Section 3(4) of ERISA defines the term "employee organization," in the second part of the definition (the portion after the semi-colon), to also include any employees' beneficiary association organized for the purpose, in whole or in part, of establishing an employee benefit plan. Although ERISA does not define the term "employees' beneficiary association," the Department has established criteria for determining whether an entity is an "employees' beneficiary association" within the meaning of ERISA section 3(4). See e.g. Adv. Op. No. 89-20, Aug. 18, 1989. Under those criteria, in order to conclude that an entity is an "employees' beneficiary association" within the meaning of ERISA section 3(4), the Department must find that:

(1) membership is conditioned on employment status -- for example, membership is limited to employees of a certain employer or members of one union;

(2) there is some degree of formal organization, such as officers, bylaws, or other indications of formality;

(3) the association does not deal with an employer (as distinguished from organizations described in the first part of the "employee organization" definition); and

(4) the association was organized for the purpose, in whole or in part, of establishing a welfare or pension plan.

Based on the information provided, it is the Department's view that the Fleming Plan satisfies all of these criteria. The Fleming Plan is limited to employees of Fleming who are employed at a specific location. The duties and privileges of participation are governed by a formal plan document and trust agreement, providing for formally elected trustees serving limited terms of office. The Fleming Plan does not deal with an employer within the meaning of section 3(4).
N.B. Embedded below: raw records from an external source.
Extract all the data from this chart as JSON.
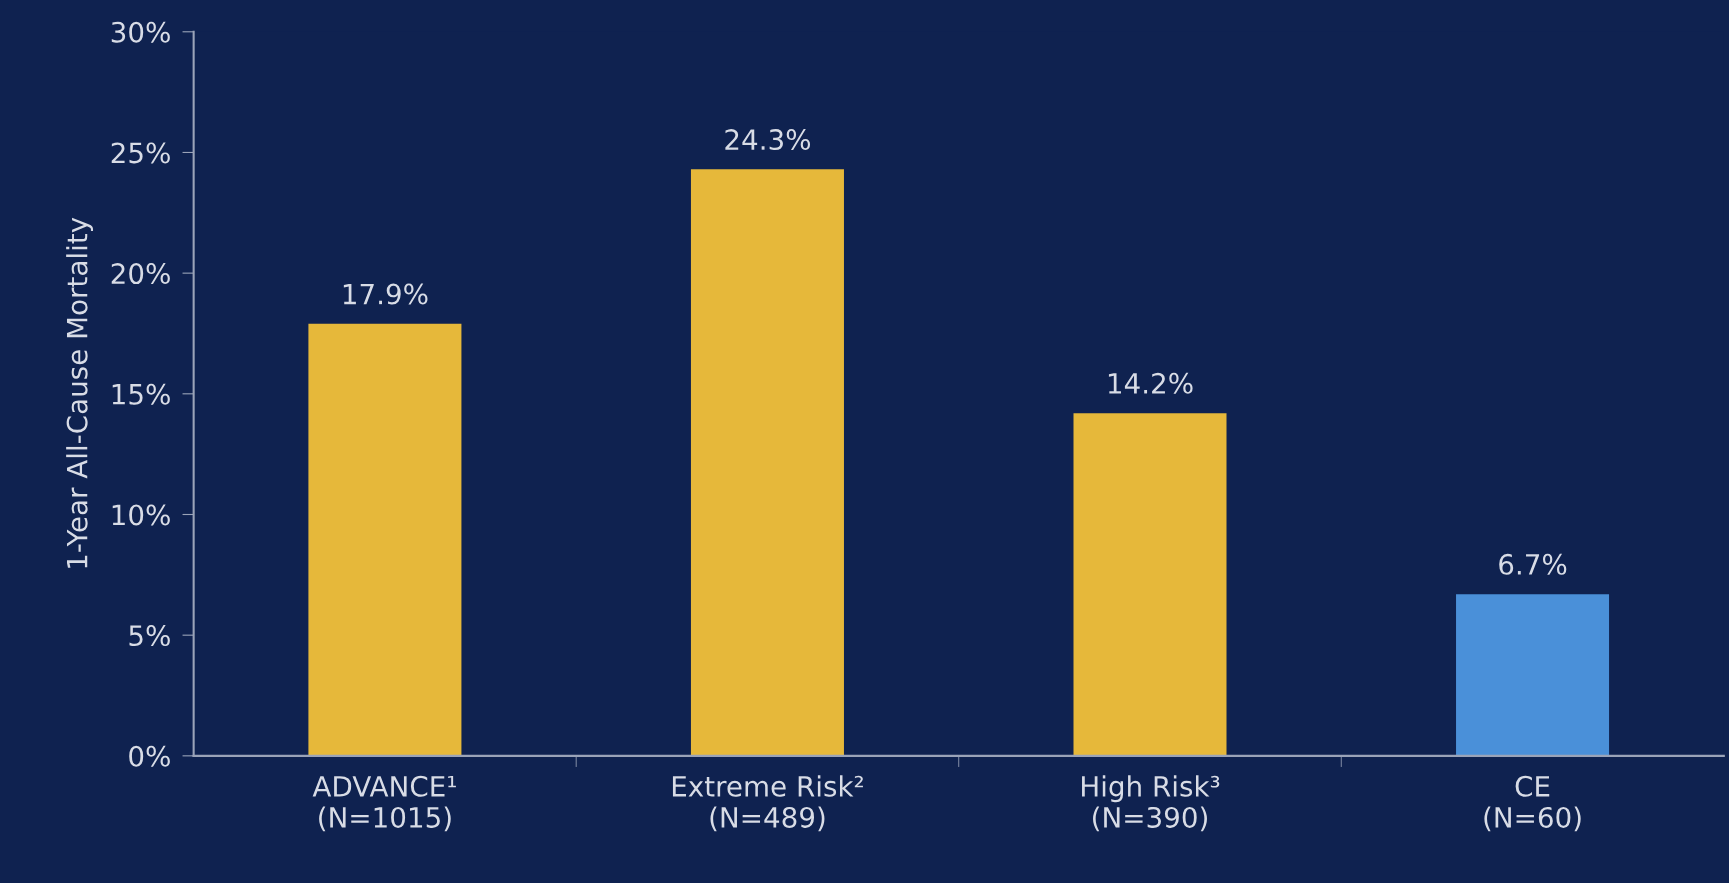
{
  "chart_data": {
    "type": "bar",
    "ylabel": "1-Year All-Cause Mortality",
    "categories": [
      "ADVANCE¹\n(N=1015)",
      "Extreme Risk²\n(N=489)",
      "High Risk³\n(N=390)",
      "CE\n(N=60)"
    ],
    "values": [
      17.9,
      24.3,
      14.2,
      6.7
    ],
    "colors": [
      "#e6b83a",
      "#e6b83a",
      "#e6b83a",
      "#4a90d9"
    ],
    "value_labels": [
      "17.9%",
      "24.3%",
      "14.2%",
      "6.7%"
    ],
    "ylim": [
      0,
      30
    ],
    "yticks": [
      {
        "value": 0,
        "label": "0%"
      },
      {
        "value": 5,
        "label": "5%"
      },
      {
        "value": 10,
        "label": "10%"
      },
      {
        "value": 15,
        "label": "15%"
      },
      {
        "value": 20,
        "label": "20%"
      },
      {
        "value": 25,
        "label": "25%"
      },
      {
        "value": 30,
        "label": "30%"
      }
    ],
    "grid": false,
    "legend": false
  }
}
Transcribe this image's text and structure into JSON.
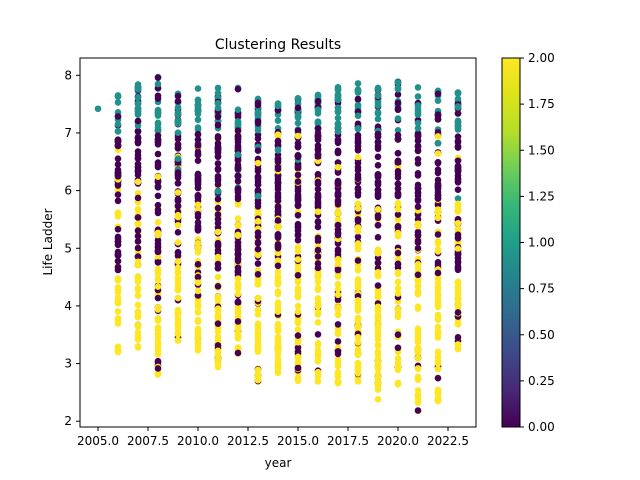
{
  "chart_data": {
    "type": "scatter",
    "title": "Clustering Results",
    "xlabel": "year",
    "ylabel": "Life Ladder",
    "xlim": [
      2004.1,
      2023.9
    ],
    "ylim": [
      1.9,
      8.3
    ],
    "xticks": [
      "2005.0",
      "2007.5",
      "2010.0",
      "2012.5",
      "2015.0",
      "2017.5",
      "2020.0",
      "2022.5"
    ],
    "yticks": [
      "2",
      "3",
      "4",
      "5",
      "6",
      "7",
      "8"
    ],
    "grid": false,
    "colorbar": {
      "colormap": "viridis",
      "range": [
        0,
        2
      ],
      "ticks": [
        "0.00",
        "0.25",
        "0.50",
        "0.75",
        "1.00",
        "1.25",
        "1.50",
        "1.75",
        "2.00"
      ]
    },
    "clusters": [
      {
        "value": 0,
        "color": "#440154"
      },
      {
        "value": 1,
        "color": "#21918c"
      },
      {
        "value": 2,
        "color": "#fde725"
      }
    ],
    "years": [
      {
        "year": 2005,
        "min": 7.42,
        "max": 7.42,
        "count": 1
      },
      {
        "year": 2006,
        "min": 3.2,
        "max": 7.65,
        "count": 85
      },
      {
        "year": 2007,
        "min": 3.28,
        "max": 7.84,
        "count": 100
      },
      {
        "year": 2008,
        "min": 2.81,
        "max": 7.97,
        "count": 105
      },
      {
        "year": 2009,
        "min": 3.4,
        "max": 7.68,
        "count": 110
      },
      {
        "year": 2010,
        "min": 3.23,
        "max": 7.77,
        "count": 115
      },
      {
        "year": 2011,
        "min": 2.94,
        "max": 7.78,
        "count": 135
      },
      {
        "year": 2012,
        "min": 3.17,
        "max": 7.78,
        "count": 130
      },
      {
        "year": 2013,
        "min": 2.69,
        "max": 7.59,
        "count": 130
      },
      {
        "year": 2014,
        "min": 2.84,
        "max": 7.51,
        "count": 135
      },
      {
        "year": 2015,
        "min": 2.7,
        "max": 7.6,
        "count": 135
      },
      {
        "year": 2016,
        "min": 2.69,
        "max": 7.66,
        "count": 135
      },
      {
        "year": 2017,
        "min": 2.66,
        "max": 7.79,
        "count": 135
      },
      {
        "year": 2018,
        "min": 2.69,
        "max": 7.86,
        "count": 130
      },
      {
        "year": 2019,
        "min": 2.38,
        "max": 7.78,
        "count": 135
      },
      {
        "year": 2020,
        "min": 2.64,
        "max": 7.89,
        "count": 95
      },
      {
        "year": 2021,
        "min": 2.18,
        "max": 7.79,
        "count": 110
      },
      {
        "year": 2022,
        "min": 2.35,
        "max": 7.73,
        "count": 110
      },
      {
        "year": 2023,
        "min": 3.25,
        "max": 7.7,
        "count": 120
      }
    ]
  }
}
The Fleming Plan was organized for the purpose of providing supplemental disability benefits.

It is, therefore, the Department's view that the Fleming Plan constitutes an "employees' beneficiary association" and thus an "employee organization" described in ERISA section 3(4).2

Accordingly, the program of benefits provide by the Fleming Plan constitutes an "employee welfare benefit plan" within the meaning of section 3(1) of Title I of ERISA.

This letter constitutes an advisory opinion under ERISA Procedure 76-1.   Accordingly, this letter is issued subject to the provisions of the procedure, including section 10 thereof relating to the effect of advisory opinions.

Sincerely,

ROBERT J. DOYLE
Director of Regulations
and Interpretations

 

Footnotes

  1. This result would not be altered if Fleming permitted employees to make contributions to the Fleming Plan through payroll deductions, provided that Fleming's involvement in the Fleming Plan were limited to withholding participant contributions and that Fleming did not endorse the plan.
  2. It should be noted that this conclusion is solely for the purposes of Title I of ERISA and is not intended to affect the status of the Fleming Plan under Section 501(c)(9) of the Internal Revenue Code.